O ex-ministro do Tribunal de Contas da União (TCU) José Múcio Monteiro foi convocado pelo presidente eleito Luiz Inácio Lula da Silva (PT) para fazer parte do grupo da Defesa na transição. Auxiliares do petista afirmam que o ex-integrante da corte de contas é cogitado para comandar o ministério ao qual estão subordinadas as Forças Armadas. As informações foram divulgadas pela GloboNews nesta segunda-feira, 28.

Além dele, militares ligados a Lula também farão parte da transição. O ex-comandante da Aeronáutica Junito Saito, o ex-comandante do Exército Enzo Peri e o general G. Dias.

Lula espera que o grupo da transição faça uma ponte com os militares da ativa para estabelecer um diálogo com as Forças Armadas e criar um ambiente de cooperação com o futuro governo.

A equipe da transição também vem conversando com o ex-ministro da Defesa de Bolsonaro Fernando Azevedo e Silva e o ex-comandante do atual governo Edson Pujol. Os dois foram demitidos por Bolsonaro por não concordarem com o uso político das Forças Armadas.

Conciliador

Amigo de Lula, Múcio integrou o TCU entre 2009 e 2020. Foi indicado para o tribunal pelo petista, então em seu segundo mandato. Na ocasião, o ex-ministro era um dos auxiliares do petista no Palácio do Planalto, no comando da Secretaria de Relações Institucionais.

Além da confiança de Lula, Múcio tem boa interlocução com partidos -foi deputado por mais de vinte anos- e setores da máquina administrativa.

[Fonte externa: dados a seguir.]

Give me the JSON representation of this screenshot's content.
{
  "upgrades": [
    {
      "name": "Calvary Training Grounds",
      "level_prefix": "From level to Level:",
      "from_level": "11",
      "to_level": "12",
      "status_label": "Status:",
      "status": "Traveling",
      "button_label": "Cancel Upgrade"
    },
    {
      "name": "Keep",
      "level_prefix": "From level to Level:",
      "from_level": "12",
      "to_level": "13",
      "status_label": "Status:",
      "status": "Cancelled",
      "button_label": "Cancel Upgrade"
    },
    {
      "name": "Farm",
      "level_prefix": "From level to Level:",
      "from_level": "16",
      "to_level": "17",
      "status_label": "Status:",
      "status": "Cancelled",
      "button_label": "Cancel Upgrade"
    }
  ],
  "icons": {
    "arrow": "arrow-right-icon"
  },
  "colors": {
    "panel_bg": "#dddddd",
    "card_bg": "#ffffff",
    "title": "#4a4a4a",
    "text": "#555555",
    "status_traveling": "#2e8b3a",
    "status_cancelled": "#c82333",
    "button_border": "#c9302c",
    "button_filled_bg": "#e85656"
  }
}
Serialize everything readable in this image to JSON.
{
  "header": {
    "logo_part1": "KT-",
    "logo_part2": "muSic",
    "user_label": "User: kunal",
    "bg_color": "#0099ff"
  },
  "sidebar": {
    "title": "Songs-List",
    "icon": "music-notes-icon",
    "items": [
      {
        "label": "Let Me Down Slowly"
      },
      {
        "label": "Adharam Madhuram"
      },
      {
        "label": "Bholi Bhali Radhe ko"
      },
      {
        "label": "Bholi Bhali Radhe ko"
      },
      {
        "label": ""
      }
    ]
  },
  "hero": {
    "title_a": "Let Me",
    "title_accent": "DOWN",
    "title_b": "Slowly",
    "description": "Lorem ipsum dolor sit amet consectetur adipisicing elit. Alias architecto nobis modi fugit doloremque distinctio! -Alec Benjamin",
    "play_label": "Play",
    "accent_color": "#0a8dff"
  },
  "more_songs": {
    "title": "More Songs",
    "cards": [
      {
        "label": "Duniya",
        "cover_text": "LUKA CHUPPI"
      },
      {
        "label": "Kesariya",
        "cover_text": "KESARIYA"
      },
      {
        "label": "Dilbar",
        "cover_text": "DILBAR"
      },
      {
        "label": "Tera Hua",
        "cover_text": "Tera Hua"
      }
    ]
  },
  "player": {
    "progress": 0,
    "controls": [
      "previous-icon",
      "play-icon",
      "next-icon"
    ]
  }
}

Presidiu o TCU entre 2019 e 2020, primeiros anos da gestão de Jair Bolsonaro (PL), e se aposentou antes do prazo compulsório, de 75 anos. Ele tinha 72 anos na ocasião.

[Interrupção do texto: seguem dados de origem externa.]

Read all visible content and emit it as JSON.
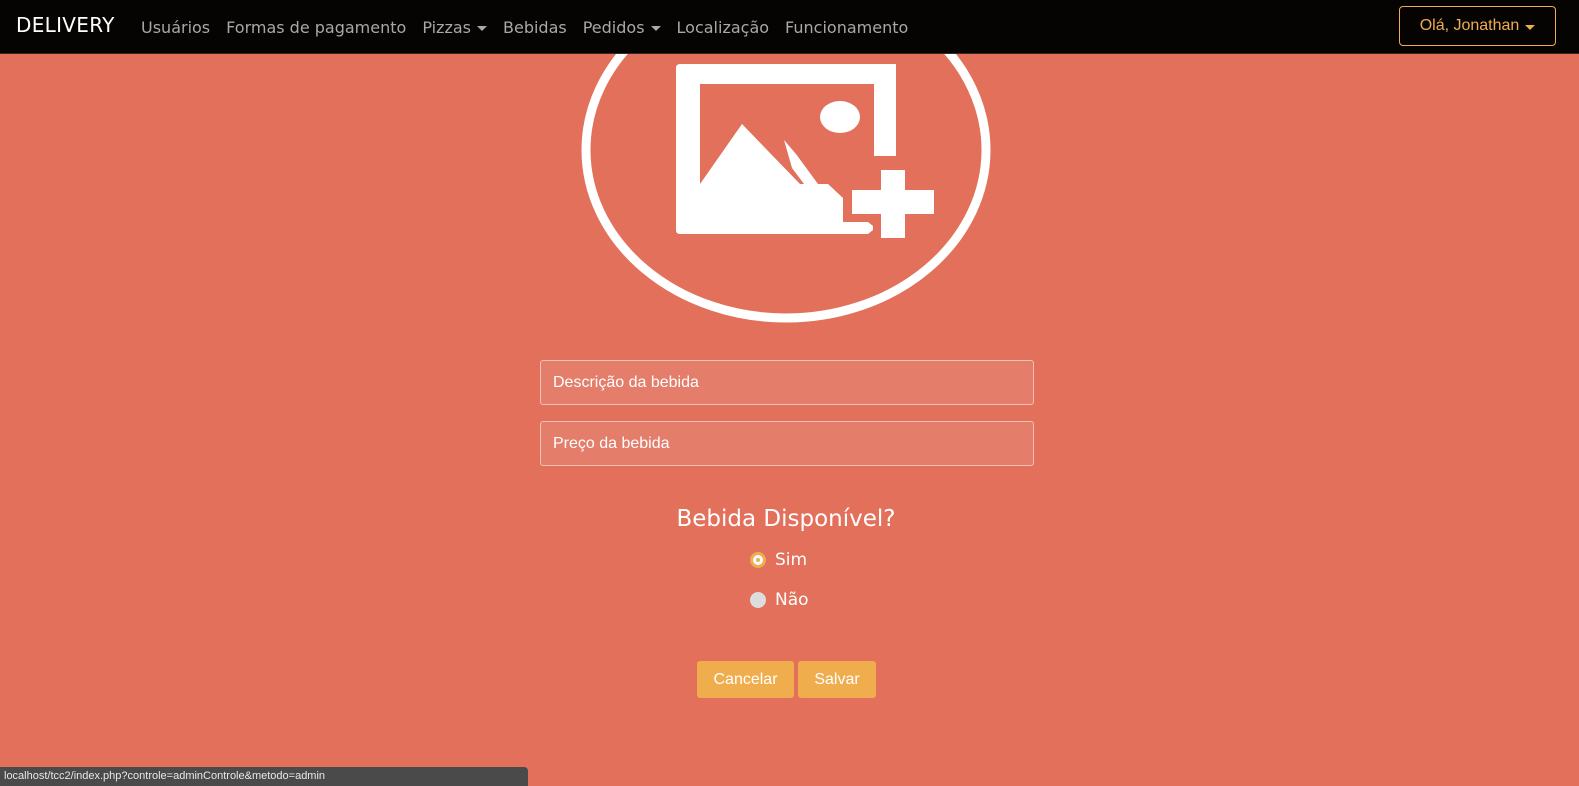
{
  "navbar": {
    "brand": "DELIVERY",
    "items": [
      {
        "label": "Usuários",
        "dropdown": false
      },
      {
        "label": "Formas de pagamento",
        "dropdown": false
      },
      {
        "label": "Pizzas",
        "dropdown": true
      },
      {
        "label": "Bebidas",
        "dropdown": false
      },
      {
        "label": "Pedidos",
        "dropdown": true
      },
      {
        "label": "Localização",
        "dropdown": false
      },
      {
        "label": "Funcionamento",
        "dropdown": false
      }
    ],
    "user_greeting": "Olá, Jonathan"
  },
  "upload": {
    "icon": "add-image-icon"
  },
  "form": {
    "description_placeholder": "Descrição da bebida",
    "description_value": "",
    "price_placeholder": "Preço da bebida",
    "price_value": "",
    "availability_question": "Bebida Disponível?",
    "options": [
      {
        "label": "Sim",
        "checked": true
      },
      {
        "label": "Não",
        "checked": false
      }
    ],
    "cancel_label": "Cancelar",
    "save_label": "Salvar"
  },
  "statusbar": {
    "url": "localhost/tcc2/index.php?controle=adminControle&metodo=admin"
  },
  "colors": {
    "background": "#e2705a",
    "navbar": "#050403",
    "accent": "#f0ad4e",
    "nav_text": "#a8a8a8"
  }
}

Em dezembro de 2020, durante o 4º Fórum Nacional de Controle, evento que ocorreu via internet e contou com a participação do chefe do Executivo, Bolsonaro afirmou que Múcio, a que se referiu como amigo, tem comportamento conciliador e que busca consensos.

“Eu sou apaixonado por você, José Múcio. Gosto muito de Vossa Excelência”, disse o presidente, que lamentou a aposentadoria precoce do então ministro, e afirmou que o ex-colega de Câmara seria bem-vindo se quisesse trabalhar no governo. Bolsonaro indicou o então ministro da Secretaria Geral da Presidência, Jorge Oliveira, para o lugar de Múcio.